The initial CNN was trained using 130 CT scans from LiTS dataset, which included only portal venous phase images. We showed that using transfer learning, an initial model can be generalized to another imaging phase with a relatively small amount of additional training data. We used both the arterial and portal venous phase images from the local clinical dataset to train the model. The transfer learned models demonstrate good performances on the arterial phase images with a median DSC of 0.95 for the pre-ablation group, and 0.96 for the post-ablation group for liver segmentation, 0.64 for liver tumor segmentation, and 0.83 for ablation zone segmentation. This indicates that the amount of training data for a specific task does not need to increase linearly with the number of images. For CNN training, the two-step phased approach may be practical, especially when clinical data is limited. The liver tumor segmentation model showed weaker performance in the arterial phase than in the venous phase, suggesting that different phase images had a more significant impact on tumor segmentation tasks than liver and ablation zone segmentation. We speculate that the hepatic enhancement in the arterial phase is not sufficient, making the tumor’s edge slightly fuzzy, which increases the difficulty for tumor segmentation. More research and data may be required to further improve the accuracy of the liver tumor segmentation model on the arterial phase.

Limitations

Our study has a few limitations. Firstly, it relies on retrospective data from a single-center. Secondly, the liver tumor and ablation zone segmentations need to be assessed from a clinical treatment perspective. The performance and value of the proposed methods in a fully automated MAM assessment pipeline need to be further evaluated. Thirdly, the small number of study patients in the clinical dataset is a potential drawback of this study. Nevertheless, the results are encouraging and justify the approach. In the future, evaluation of the proposed deep learning method using multi-center data with different scanners and protocols should be conducted.

Conclusion

The proposed deep learning approach can provide automated segmentation of liver tumors and ablation zones on multi-phase (arterial and portal venous) and multi-time-point (before and after RFA/MWA ablation) routine clinical CT images, enabling quantitative evaluation of treatment success.

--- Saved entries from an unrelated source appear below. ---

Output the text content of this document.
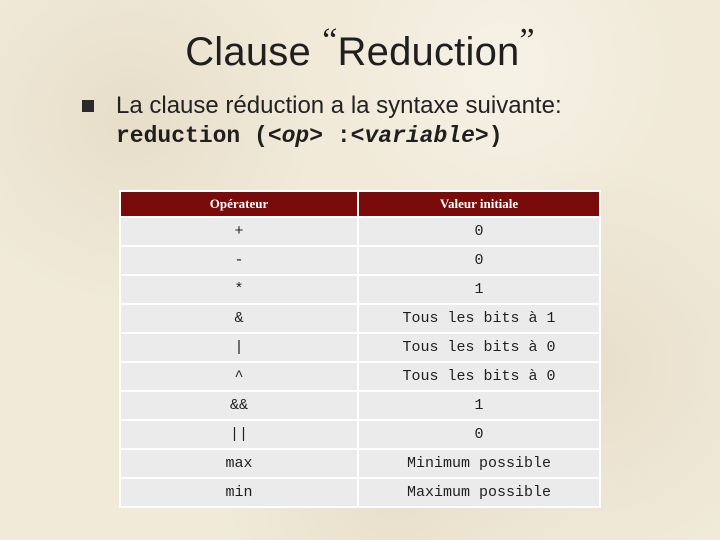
Clause “Reduction”
La clause réduction a la syntaxe suivante:
reduction (<op> :<variable>)
Opérateur	Valeur initiale
+	0
-	0
*	1
&	Tous les bits à 1
|	Tous les bits à 0
^	Tous les bits à 0
&&	1
||	0
max	Minimum possible
min	Maximum possible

Using transfer learning, an initial model can be generalized to another imaging phase and another type of lesion with a relatively small amount of additional training data.

Data Availability Statement

The original contributions presented in the study are included in the article/supplementary material. Further inquiries can be directed to the corresponding author.

Ethics Statement

The studies involving human participants were reviewed and approved by Faculty of Medicine and University Hospital Cologne. The patients/participants provided their written informed consent to participate in this study.

Author Contributions

KH, XL, and RS contributed to conception and design. KH and RR organized the data and performed annotations. RR, CW, and JN acquired the data. KH wrote the first draft of the manuscript. XL, RS, and FT developed the deep learning model and performed the statistical analysis. AB, HZ, and MP supervision, study design. All authors contributed to the article and approved the submitted version.

Funding

This study has received funding by Jilin Provincial Key Laboratory of Medical imaging & big data (20200601003JC), Radiology and Technology Innovation Center of Jilin Province (20190902016TC), Jilin Province Science and Technology Department Science and Technology Innovation Talents Cultivation Program (20180519008JH), National Natural Science Foundation of China and German Research Foundation (C-0007), China International Medical Foundation (Z-2014-07-2003-03), and Northeast university-Key Laboratory of Intelligent Computing in Medical Image, Ministry of Education (3D4206967428).

Conflict of Interest

The authors declare that the research was conducted in the absence of any commercial or financial relationships that could be construed as a potential conflict of interest.